Driving position and dashboard
The amount of electric adjustment to the driver’s seat in your 718 Boxster will depend on how much you're willing to pay. The standard seats come with a handle for manually sliding the seat back and forth and a button for electrically adjusting the angle of the backrest. You can add optional 14-way electric seats or sports seats, but all versions offer a good level of support and hold you firmly in place when cornering. Adding the optional Sports Seats Plus, or the race-style sports bucket seats, isn’t really necessary unless you plan to take your Boxster on track.
The pedals are perfectly positioned and the upright dashboard is where you’ll find all the buttons and switches for controlling the major functions. It can be a little confusing at first, but once you’ve learned to navigate the controls it is easy enough to use, even when you’re on the move.
Visibility, parking sensors and cameras
Roadsters are notoriously hard to see out of, with thick pillars, small rear windows and a low driving position, but the Boxster is better than most. It’s easy to judge the width of the car, and while the rear screen is narrow it still gives a good view of what’s behind.
Parking sensors are available as an option, with the choice of either reversing sensors, all-round sensors or a pack that includes a colour camera mounted in the boot. The side windows are slightly narrow, so the Boxster can feel a bit claustrophobic with the roof up.

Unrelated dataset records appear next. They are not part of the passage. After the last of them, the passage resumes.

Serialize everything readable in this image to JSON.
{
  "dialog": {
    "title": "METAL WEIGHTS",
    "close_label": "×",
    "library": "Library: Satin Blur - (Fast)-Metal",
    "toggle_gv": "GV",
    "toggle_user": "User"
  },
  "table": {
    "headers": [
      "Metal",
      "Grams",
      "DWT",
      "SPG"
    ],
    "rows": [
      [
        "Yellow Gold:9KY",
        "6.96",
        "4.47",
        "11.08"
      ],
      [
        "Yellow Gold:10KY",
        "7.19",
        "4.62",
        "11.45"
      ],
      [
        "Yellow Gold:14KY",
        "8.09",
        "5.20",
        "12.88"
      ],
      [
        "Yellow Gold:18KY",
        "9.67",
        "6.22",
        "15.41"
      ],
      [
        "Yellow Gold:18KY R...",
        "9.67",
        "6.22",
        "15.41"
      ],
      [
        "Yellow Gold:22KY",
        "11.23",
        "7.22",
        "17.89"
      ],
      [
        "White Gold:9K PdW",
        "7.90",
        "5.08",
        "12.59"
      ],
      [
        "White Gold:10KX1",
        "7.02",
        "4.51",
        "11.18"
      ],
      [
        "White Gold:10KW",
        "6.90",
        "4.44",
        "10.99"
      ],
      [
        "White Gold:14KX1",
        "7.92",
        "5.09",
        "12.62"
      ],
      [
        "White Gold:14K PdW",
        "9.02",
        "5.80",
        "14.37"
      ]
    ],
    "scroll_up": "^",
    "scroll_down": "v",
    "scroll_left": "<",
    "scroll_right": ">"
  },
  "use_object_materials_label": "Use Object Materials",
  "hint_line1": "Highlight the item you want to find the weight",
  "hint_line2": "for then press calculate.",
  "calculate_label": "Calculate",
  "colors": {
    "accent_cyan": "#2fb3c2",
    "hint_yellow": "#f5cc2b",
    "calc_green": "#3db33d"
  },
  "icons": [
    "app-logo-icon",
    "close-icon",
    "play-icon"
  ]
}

At night, the standard bi-xenon headlights offer decent illumination. You can upgrade these to versions that follow the direction of steering to help you see through bends, or you can go a stage further and opt for the even brighter adaptive LED headlights.
Sat nav and infotainment
As standard, you get a relatively crisp-looking 7.0in touchscreen, complete with Bluetooth, a DAB radio and sat-nav. It also comes equipped with Apple CarPlay, so you can mirror your iPhone to the screen, and if you subscribe to a data package you can also make use of on-board wi-fi and music streaming.
The touchscreen is within easy reach, quick to respond to your inputs and the menus are reasonably logically laid out, with shortcut buttons to help you find each major function. However, some rivals' systems are better; the Audi TT's MMI, for instance, is easier to operate on the move, thanks to its rotary-dial controller.

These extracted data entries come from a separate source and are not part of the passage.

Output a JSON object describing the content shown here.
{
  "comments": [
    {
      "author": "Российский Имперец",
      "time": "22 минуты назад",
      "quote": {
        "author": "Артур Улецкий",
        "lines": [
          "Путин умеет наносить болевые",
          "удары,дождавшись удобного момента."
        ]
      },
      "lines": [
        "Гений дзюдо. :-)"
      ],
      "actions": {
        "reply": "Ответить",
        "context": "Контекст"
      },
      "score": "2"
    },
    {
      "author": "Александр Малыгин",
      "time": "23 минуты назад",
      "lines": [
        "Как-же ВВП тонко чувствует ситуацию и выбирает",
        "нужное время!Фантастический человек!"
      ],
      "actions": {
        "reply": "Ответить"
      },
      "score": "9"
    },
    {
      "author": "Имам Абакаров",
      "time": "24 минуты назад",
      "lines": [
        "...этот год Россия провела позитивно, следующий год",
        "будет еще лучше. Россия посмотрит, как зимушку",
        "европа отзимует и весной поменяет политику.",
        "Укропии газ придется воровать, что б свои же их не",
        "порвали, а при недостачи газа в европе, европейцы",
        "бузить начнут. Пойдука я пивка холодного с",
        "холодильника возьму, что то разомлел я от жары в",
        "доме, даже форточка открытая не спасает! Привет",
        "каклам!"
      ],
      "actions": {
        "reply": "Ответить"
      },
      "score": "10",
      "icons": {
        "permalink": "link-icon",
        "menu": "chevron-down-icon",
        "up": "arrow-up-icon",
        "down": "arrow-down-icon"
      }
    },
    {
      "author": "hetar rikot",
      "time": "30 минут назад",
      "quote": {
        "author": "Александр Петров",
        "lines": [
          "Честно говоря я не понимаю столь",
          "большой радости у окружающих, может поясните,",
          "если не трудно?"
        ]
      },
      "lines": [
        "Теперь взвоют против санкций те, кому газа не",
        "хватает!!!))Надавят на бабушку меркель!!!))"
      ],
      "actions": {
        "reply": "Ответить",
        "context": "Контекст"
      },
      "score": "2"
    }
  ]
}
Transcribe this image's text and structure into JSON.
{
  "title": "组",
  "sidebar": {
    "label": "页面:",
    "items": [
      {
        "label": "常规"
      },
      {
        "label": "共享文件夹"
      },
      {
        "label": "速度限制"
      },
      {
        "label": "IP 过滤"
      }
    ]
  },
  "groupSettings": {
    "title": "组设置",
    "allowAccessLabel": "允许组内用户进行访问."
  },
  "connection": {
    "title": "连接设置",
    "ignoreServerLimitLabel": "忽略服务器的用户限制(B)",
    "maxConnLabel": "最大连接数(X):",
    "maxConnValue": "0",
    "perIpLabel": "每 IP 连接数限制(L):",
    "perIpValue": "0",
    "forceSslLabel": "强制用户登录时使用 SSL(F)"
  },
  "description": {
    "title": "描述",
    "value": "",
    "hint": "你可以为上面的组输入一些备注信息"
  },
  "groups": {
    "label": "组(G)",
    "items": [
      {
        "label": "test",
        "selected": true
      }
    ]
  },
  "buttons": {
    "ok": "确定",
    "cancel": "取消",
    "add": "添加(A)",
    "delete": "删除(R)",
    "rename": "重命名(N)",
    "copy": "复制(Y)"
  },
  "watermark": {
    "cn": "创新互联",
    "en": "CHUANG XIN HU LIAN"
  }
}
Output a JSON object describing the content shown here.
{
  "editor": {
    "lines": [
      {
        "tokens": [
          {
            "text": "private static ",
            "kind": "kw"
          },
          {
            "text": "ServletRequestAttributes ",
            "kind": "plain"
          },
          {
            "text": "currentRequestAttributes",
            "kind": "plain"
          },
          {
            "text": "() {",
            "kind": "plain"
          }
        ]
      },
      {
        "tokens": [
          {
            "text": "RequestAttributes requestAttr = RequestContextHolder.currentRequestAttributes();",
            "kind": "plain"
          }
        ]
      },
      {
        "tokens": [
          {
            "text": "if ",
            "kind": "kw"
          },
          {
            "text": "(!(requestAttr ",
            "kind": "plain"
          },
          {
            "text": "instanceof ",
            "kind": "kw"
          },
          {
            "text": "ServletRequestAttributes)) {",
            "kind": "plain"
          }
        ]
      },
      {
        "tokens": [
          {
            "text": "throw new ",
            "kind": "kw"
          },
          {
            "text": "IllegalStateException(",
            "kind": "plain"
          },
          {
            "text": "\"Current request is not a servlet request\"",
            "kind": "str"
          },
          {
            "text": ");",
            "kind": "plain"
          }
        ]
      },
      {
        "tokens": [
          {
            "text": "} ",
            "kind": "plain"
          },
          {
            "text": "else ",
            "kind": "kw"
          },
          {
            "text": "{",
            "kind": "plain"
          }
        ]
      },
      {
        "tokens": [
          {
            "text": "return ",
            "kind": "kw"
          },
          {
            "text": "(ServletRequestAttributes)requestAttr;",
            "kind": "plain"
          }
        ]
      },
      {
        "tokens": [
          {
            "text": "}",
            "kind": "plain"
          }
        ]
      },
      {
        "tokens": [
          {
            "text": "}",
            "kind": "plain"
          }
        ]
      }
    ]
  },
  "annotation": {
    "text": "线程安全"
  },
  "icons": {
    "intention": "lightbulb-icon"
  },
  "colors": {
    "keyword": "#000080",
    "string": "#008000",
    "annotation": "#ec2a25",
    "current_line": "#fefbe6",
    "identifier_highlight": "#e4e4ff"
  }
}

There are no audio controls on the steering wheel unless (you guessed it) you pay extra and the standard stereo is a comparatively low-spec system with eight speakers and 150W. Of course, you can pay to upgrade to higher-end versions; the first option is a relatively affordable Bose system with 10 speakers and 505W, while the second is a pretty pricey 12-speaker, 821W Burmester unit.

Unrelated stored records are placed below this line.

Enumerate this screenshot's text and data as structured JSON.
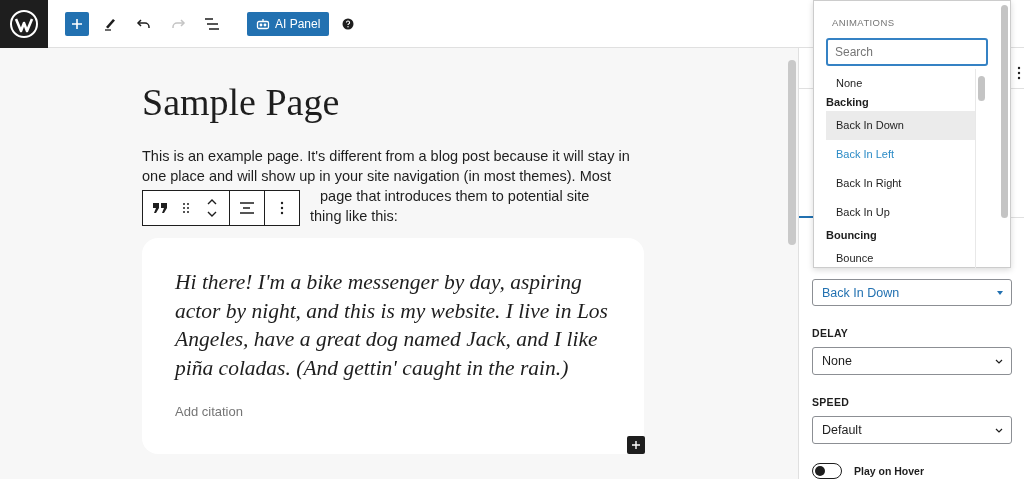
{
  "topbar": {
    "actions": [
      {
        "kind": "inserter",
        "disabled": false
      },
      {
        "kind": "tools",
        "disabled": false
      },
      {
        "kind": "undo",
        "disabled": false
      },
      {
        "kind": "redo",
        "disabled": true
      },
      {
        "kind": "list_view",
        "disabled": false
      },
      {
        "kind": "ai_panel",
        "label": "AI Panel",
        "disabled": false
      },
      {
        "kind": "help",
        "disabled": false
      }
    ]
  },
  "editor": {
    "title": "Sample Page",
    "paragraph_lines": [
      "This is an example page. It's different from a blog post because it will stay in",
      "one place and will show up in your site navigation (in most themes). Most"
    ],
    "lines_beside_toolbar": [
      "page that introduces them to potential site",
      "thing like this:"
    ],
    "block_toolbar": [
      {
        "kind": "quote"
      },
      {
        "kind": "drag"
      },
      {
        "kind": "move"
      },
      {
        "kind": "align"
      },
      {
        "kind": "more"
      }
    ],
    "quote": {
      "text": "Hi there! I'm a bike messenger by day, aspiring actor by night, and this is my website. I live in Los Angeles, have a great dog named Jack, and I like piña coladas. (And gettin' caught in the rain.)",
      "citation": {
        "placeholder": "Add citation"
      }
    }
  },
  "sidebar": {
    "animation_select": {
      "value": "Back In Down"
    },
    "fields": [
      {
        "label": "DELAY",
        "value": "None"
      },
      {
        "label": "SPEED",
        "value": "Default"
      }
    ],
    "toggle": {
      "label": "Play on Hover",
      "on": false
    }
  },
  "popover": {
    "heading": "ANIMATIONS",
    "search": {
      "placeholder": "Search"
    },
    "options": [
      {
        "kind": "option",
        "label": "None",
        "selected": false,
        "hovered": false
      },
      {
        "kind": "group",
        "label": "Backing"
      },
      {
        "kind": "option",
        "label": "Back In Down",
        "selected": true,
        "hovered": false
      },
      {
        "kind": "option",
        "label": "Back In Left",
        "selected": false,
        "hovered": true
      },
      {
        "kind": "option",
        "label": "Back In Right",
        "selected": false,
        "hovered": false
      },
      {
        "kind": "option",
        "label": "Back In Up",
        "selected": false,
        "hovered": false
      },
      {
        "kind": "group",
        "label": "Bouncing"
      },
      {
        "kind": "option",
        "label": "Bounce",
        "selected": false,
        "hovered": false
      }
    ]
  }
}
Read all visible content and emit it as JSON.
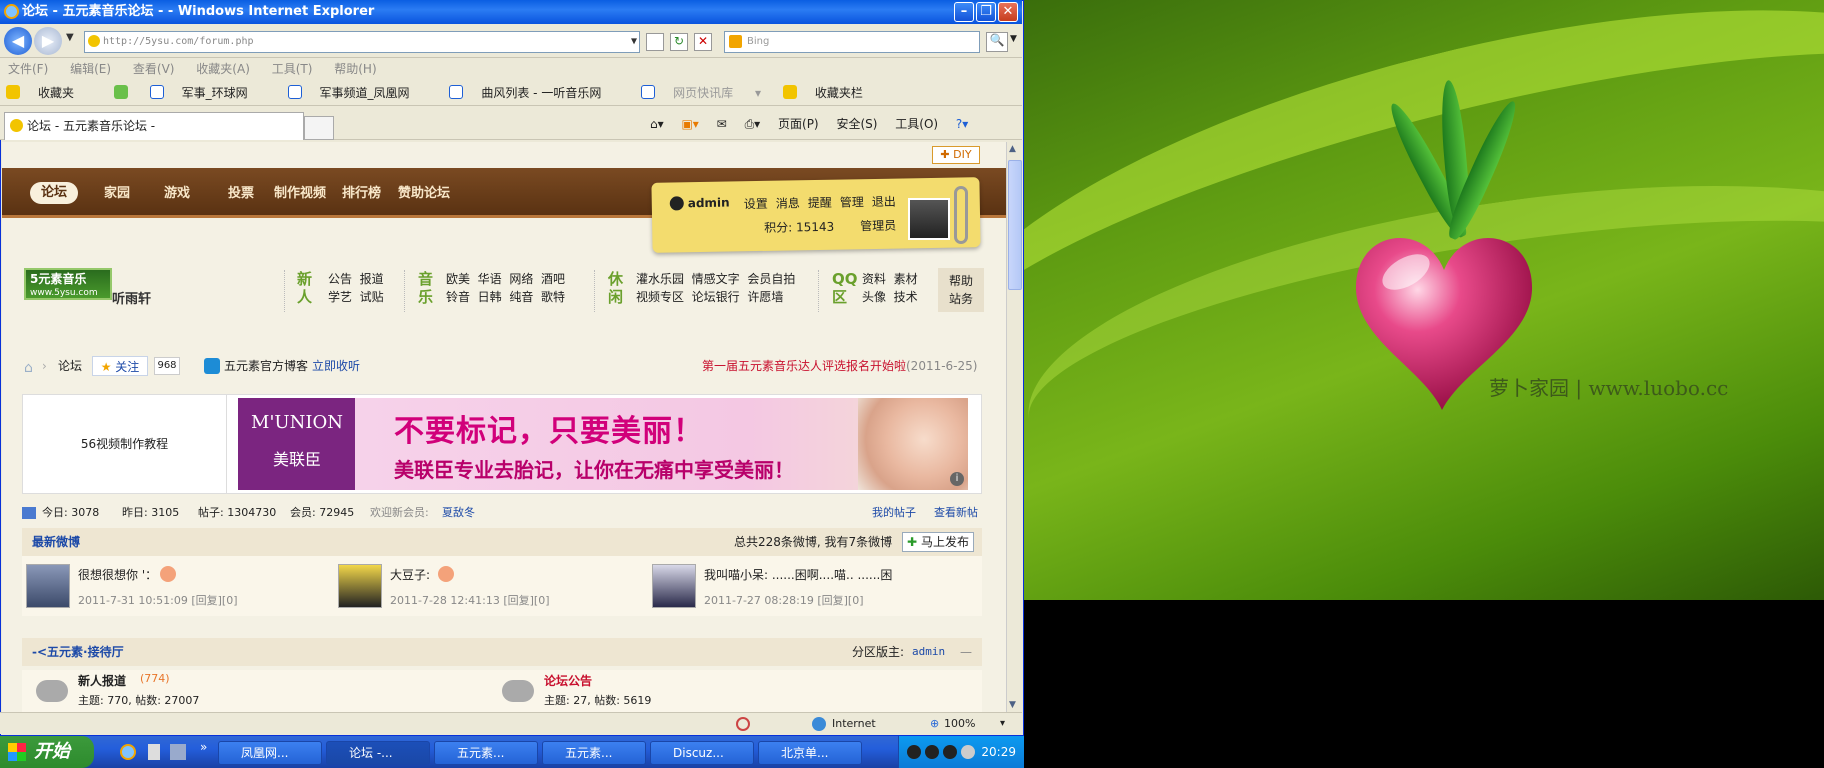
{
  "window": {
    "title": "论坛 - 五元素音乐论坛 - - Windows Internet Explorer"
  },
  "address": {
    "url": "http://5ysu.com/forum.php",
    "search_placeholder": "Bing"
  },
  "menu": [
    "文件(F)",
    "编辑(E)",
    "查看(V)",
    "收藏夹(A)",
    "工具(T)",
    "帮助(H)"
  ],
  "favorites": {
    "label": "收藏夹",
    "links": [
      "军事_环球网",
      "军事频道_凤凰网",
      "曲风列表 - 一听音乐网",
      "网页快讯库",
      "收藏夹栏"
    ]
  },
  "tab": {
    "active_title": "论坛 - 五元素音乐论坛 -"
  },
  "commandbar": [
    "页面(P)",
    "安全(S)",
    "工具(O)"
  ],
  "site": {
    "diy": "DIY",
    "nav": [
      "论坛",
      "家园",
      "游戏",
      "投票",
      "制作视频",
      "排行榜",
      "赞助论坛"
    ],
    "user": {
      "name": "admin",
      "links": [
        "设置",
        "消息",
        "提醒",
        "管理",
        "退出"
      ],
      "points_label": "积分: 15143",
      "role": "管理员"
    },
    "logo_line1": "5元素音乐",
    "logo_line2": "www.5ysu.com",
    "logo_suffix": "听雨轩",
    "categories": [
      {
        "lead": "新人",
        "row1": [
          "公告",
          "报道"
        ],
        "row2": [
          "学艺",
          "试贴"
        ]
      },
      {
        "lead": "音乐",
        "row1": [
          "欧美",
          "华语",
          "网络",
          "酒吧"
        ],
        "row2": [
          "铃音",
          "日韩",
          "纯音",
          "歌特"
        ]
      },
      {
        "lead": "休闲",
        "row1": [
          "灌水乐园",
          "情感文字",
          "会员自拍"
        ],
        "row2": [
          "视频专区",
          "论坛银行",
          "许愿墙"
        ]
      },
      {
        "lead": "QQ区",
        "row1": [
          "资料",
          "素材"
        ],
        "row2": [
          "头像",
          "技术"
        ]
      }
    ],
    "help": [
      "帮助",
      "站务"
    ],
    "breadcrumb": {
      "current": "论坛",
      "follow": "关注",
      "follow_count": "968",
      "blog": "五元素官方博客",
      "blog_link": "立即收听",
      "notice": "第一届五元素音乐达人评选报名开始啦",
      "notice_date": "(2011-6-25)"
    },
    "ad_left": "56视频制作教程",
    "ad": {
      "brand": "M'UNION",
      "brand_cn": "美联臣",
      "headline": "不要标记，只要美丽！",
      "subline": "美联臣专业去胎记，让你在无痛中享受美丽！"
    },
    "stats": {
      "today": "今日: 3078",
      "yesterday": "昨日: 3105",
      "posts": "帖子: 1304730",
      "members": "会员: 72945",
      "welcome": "欢迎新会员:",
      "newest": "夏敌冬",
      "my_posts": "我的帖子",
      "new_posts": "查看新帖"
    },
    "weibo": {
      "title": "最新微博",
      "summary": "总共228条微博, 我有7条微博",
      "publish": "马上发布",
      "items": [
        {
          "text": "很想很想你 '：",
          "meta": "2011-7-31 10:51:09 [回复][0]"
        },
        {
          "text": "大豆子:",
          "meta": "2011-7-28 12:41:13 [回复][0]"
        },
        {
          "text": "我叫喵小呆: ......困啊....喵.. ......困",
          "meta": "2011-7-27 08:28:19 [回复][0]"
        }
      ]
    },
    "zone": {
      "title": "-<五元素·接待厅",
      "moderator_label": "分区版主:",
      "moderator": "admin"
    },
    "forums": [
      {
        "name": "新人报道",
        "count": "(774)",
        "stats": "主题: 770, 帖数: 27007"
      },
      {
        "name": "论坛公告",
        "stats": "主题: 27, 帖数: 5619"
      }
    ]
  },
  "status": {
    "zone": "Internet",
    "zoom": "100%"
  },
  "taskbar": {
    "start": "开始",
    "tasks": [
      "凤凰网...",
      "论坛 -...",
      "五元素...",
      "五元素...",
      "Discuz...",
      "北京单..."
    ],
    "clock": "20:29"
  },
  "desktop": {
    "brand": "萝卜家园 | www.luobo.cc"
  },
  "colors": {
    "xp_blue": "#0a5ee2",
    "nav_brown": "#6a3e1a",
    "accent_green": "#6aa02c",
    "notice_red": "#c8102e"
  }
}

Porsche has a reputation for luxurious interiors and, although it is one of the cheapest cars in the brand’s line-up, the Boxster doesn’t let the side down. As standard, you get solid, high-quality switchgear and well-damped buttons. Everything feels like it has been tightly screwed together and almost everything you touch in the interior is covered in dense, soft-touch materials. Full leather seats will cost you extra, though.
Spend a little extra and you can have a leather-covered dash and door panels, or pay even more for Alcantara or wood finishes. Even without these fripperies, though, the Boxster exudes quality and feels more special to sit in than cheaper rivals such as the BMW Z4 and Mercedes-Benz SLC. Only the TT feels classier inside.